Little Support For Whistleblowers In NZ Companies
21 May 2008
Little Support For Whistleblowers Among New Zealand Private Companies
Less than a third of New Zealand’s privately-owned businesses have measures in place to accommodate potential whistleblowers, according to the Grant Thornton International Business Report.
The figure is low compared with the global average in the Grant Thornton survey, which is 45%. But it is six percentage points higher than among Australian privately-held businesses.
“The lack of support for potential whistleblowers is a little alarming and could mean that medium-sized companies in New Zealand are more at risk of being ripped off by dodgy workers than has been assumed,” said Grant Thornton New Zealand spokesman Peter Sherwin.

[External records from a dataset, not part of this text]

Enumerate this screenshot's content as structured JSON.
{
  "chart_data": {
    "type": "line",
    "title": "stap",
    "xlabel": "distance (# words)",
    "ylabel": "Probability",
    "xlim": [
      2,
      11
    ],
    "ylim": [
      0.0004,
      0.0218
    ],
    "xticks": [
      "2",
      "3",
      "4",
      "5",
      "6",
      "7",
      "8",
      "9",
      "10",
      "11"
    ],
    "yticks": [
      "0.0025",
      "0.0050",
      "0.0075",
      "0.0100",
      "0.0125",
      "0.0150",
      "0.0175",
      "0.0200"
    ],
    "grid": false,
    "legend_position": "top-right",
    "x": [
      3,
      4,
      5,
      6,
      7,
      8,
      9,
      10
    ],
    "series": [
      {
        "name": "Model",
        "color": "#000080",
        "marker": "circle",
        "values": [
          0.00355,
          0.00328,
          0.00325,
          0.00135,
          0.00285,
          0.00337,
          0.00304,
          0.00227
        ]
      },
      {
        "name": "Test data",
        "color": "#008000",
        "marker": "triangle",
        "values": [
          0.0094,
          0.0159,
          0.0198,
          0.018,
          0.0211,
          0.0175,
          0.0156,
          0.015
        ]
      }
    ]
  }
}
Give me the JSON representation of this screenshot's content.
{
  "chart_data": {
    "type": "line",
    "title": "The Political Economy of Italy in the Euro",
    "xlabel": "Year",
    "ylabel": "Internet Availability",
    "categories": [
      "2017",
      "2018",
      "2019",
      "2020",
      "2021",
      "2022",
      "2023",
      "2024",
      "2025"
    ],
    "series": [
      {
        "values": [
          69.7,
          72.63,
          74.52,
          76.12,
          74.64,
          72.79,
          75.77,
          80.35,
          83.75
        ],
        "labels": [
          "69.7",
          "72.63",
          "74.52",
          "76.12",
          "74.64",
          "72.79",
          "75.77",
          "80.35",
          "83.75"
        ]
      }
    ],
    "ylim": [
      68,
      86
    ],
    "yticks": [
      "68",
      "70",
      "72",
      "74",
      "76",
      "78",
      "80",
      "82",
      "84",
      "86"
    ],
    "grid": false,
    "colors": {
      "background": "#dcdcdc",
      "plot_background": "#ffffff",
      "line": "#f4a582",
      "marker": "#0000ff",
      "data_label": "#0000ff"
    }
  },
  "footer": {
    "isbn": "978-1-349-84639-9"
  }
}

“It may be a sign of reluctance to rock the boat in mid-sized companies that have smaller workforces, closer boss-and-staff relationships and other such issues to consider. But the effect on smaller companies of rorts and malpractice can be of greater magnitude than in corporates, in some cases potentially having the ability to bring down a business, so it is surprising that more private companies do not have systems in place to support whistleblowers.”
Mr Sherwin said one factor that could influence the New Zealand position was an inherent Kiwi attitude of not wanting to see “dobbing in” develop as a norm.
“New Zealanders do show a distaste for the practice of dobbing in people who transgress in all sorts of situations and this may well be reflected in mid-sized companies’ systems for dealing with whistleblowers,” he said. “However, if they apply this approach they have to realise it can be at financial or human risk and they have to weigh up these factors in deciding whether to have a support system in place.”
Mr Sherwin said that, without sufficient measures in place, whistleblowers could be victimised as informants or traitors rather than a valuable early-warning system that could save lives, money and reputations. In more simple situations, underlying issues in a company could remain undetected.
Alex McBeath, Grant Thornton’s global leader on privately-held businesses, said: “Often whistleblowing can be the only way that information about issues such as rule breaking, criminal activity, cover-ups and fraud can be brought to management’s attention before serious damage is suffered.”
Brazil is the top country in terms of privately-held businesses accommodating whistleblowing (85%), followed by Denmark and Sweden (both 71%). Regionally, Latin America has the highest percentage of businesses with support for whistleblowers and East Asia the lowest. Greek businesses are at the bottom of the table (18%).